Everyone’s got to own their own data. [You] will lose market share at an accelerated pace if [you] don’t. If there’s a sharing arrangement where data is kept private, but still benchmarked against your peers, then I think it’s fine. Traditional buying is a little bit different. A brand won’t have that clout to go out and be able to negotiate effective discounts. I don’t think you’ll ever find brands buying large media themselves. … We bought a traditional agency called Mediapeel that does our production and traditional buying. They handled our Super Bowl buy [last year], a 12-market buy that was a significant expense.
What goes into the consideration to buy a Super Bowl ad?
People watching Super Bowl ads are not shopping and we bought in the areas where we have stores and we realized, right away ... that when you’re paying that much for that many impressions, you have to ask, “Can you recoup this in the next six months with incremental lift?” Probably not. I really ramped up the bid with retargeting, people who may have pulled up Alex and Ani on their couch and I targeted them for the next 60-90 days. So we were technically able to identify first time impressions and attribute that new revenue to the Super Bowl ad.
Where are you most focused in marketing investment?

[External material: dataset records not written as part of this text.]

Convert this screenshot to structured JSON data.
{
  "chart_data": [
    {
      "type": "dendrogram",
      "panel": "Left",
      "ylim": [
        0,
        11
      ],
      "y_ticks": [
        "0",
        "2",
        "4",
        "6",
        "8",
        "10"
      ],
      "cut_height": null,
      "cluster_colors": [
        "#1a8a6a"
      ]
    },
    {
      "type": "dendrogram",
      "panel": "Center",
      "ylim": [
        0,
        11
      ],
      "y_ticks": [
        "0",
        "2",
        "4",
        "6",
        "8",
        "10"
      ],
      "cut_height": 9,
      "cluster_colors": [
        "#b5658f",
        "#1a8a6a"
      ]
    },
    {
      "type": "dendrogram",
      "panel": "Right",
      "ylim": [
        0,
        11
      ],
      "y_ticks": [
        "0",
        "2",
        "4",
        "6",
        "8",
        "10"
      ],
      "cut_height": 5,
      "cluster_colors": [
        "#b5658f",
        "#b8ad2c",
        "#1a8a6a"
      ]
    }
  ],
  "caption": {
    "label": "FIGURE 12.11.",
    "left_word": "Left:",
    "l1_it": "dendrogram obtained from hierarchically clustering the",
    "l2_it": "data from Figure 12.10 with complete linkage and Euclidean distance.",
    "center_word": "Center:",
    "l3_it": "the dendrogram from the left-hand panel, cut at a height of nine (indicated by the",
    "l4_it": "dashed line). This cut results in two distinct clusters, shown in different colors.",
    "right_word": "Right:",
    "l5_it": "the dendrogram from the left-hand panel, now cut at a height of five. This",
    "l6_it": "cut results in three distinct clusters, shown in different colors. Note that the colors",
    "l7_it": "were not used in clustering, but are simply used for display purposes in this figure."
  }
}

If we find areas that can scale, we do. I look at it as a portfolio and I look at performance. If I can attribute content to sales, I invest more in content. We have a very sophisticated view on attribution. Our view is we can’t have a third party tell us what content means to a touch point, but we can measure the touch points. [Our success is not based on the fact that we] invested heavily into scaling display efforts or email marketing efforts. It’s a human-interest story, as well, and our founder did this in a relatively short period of time.
How do you get funding?
Fundingwise, everything was organic. We owned the whole supply chain, so margins were tremendous and it financed the growth of the stores. The first year, we did a couple of million bucks, then $14 million the next year and then, last year, we did $80 million topline across all channels and took a round of outside capital in the third quarter of last year from [consumer private equity firm] JH Partners. It was a significant, eight-figure round for a minority stake. The main point of contact there is now our chief strategy officer. As far as 2013, we say we’re at least going to double what we did last year, so that would put us in the $160 million dollar range. I would put it closer to $200 million, but a lot of it depends on inventory. We could move a lot of product if we sold direct to consumer at a discount, but we don’t. We always sell full price, but we do have promotions. I tend to believe that the end users of the product aren’t anywhere to be found in our CRM because they’re [receiving Alex and Ani jewelry] as gifts.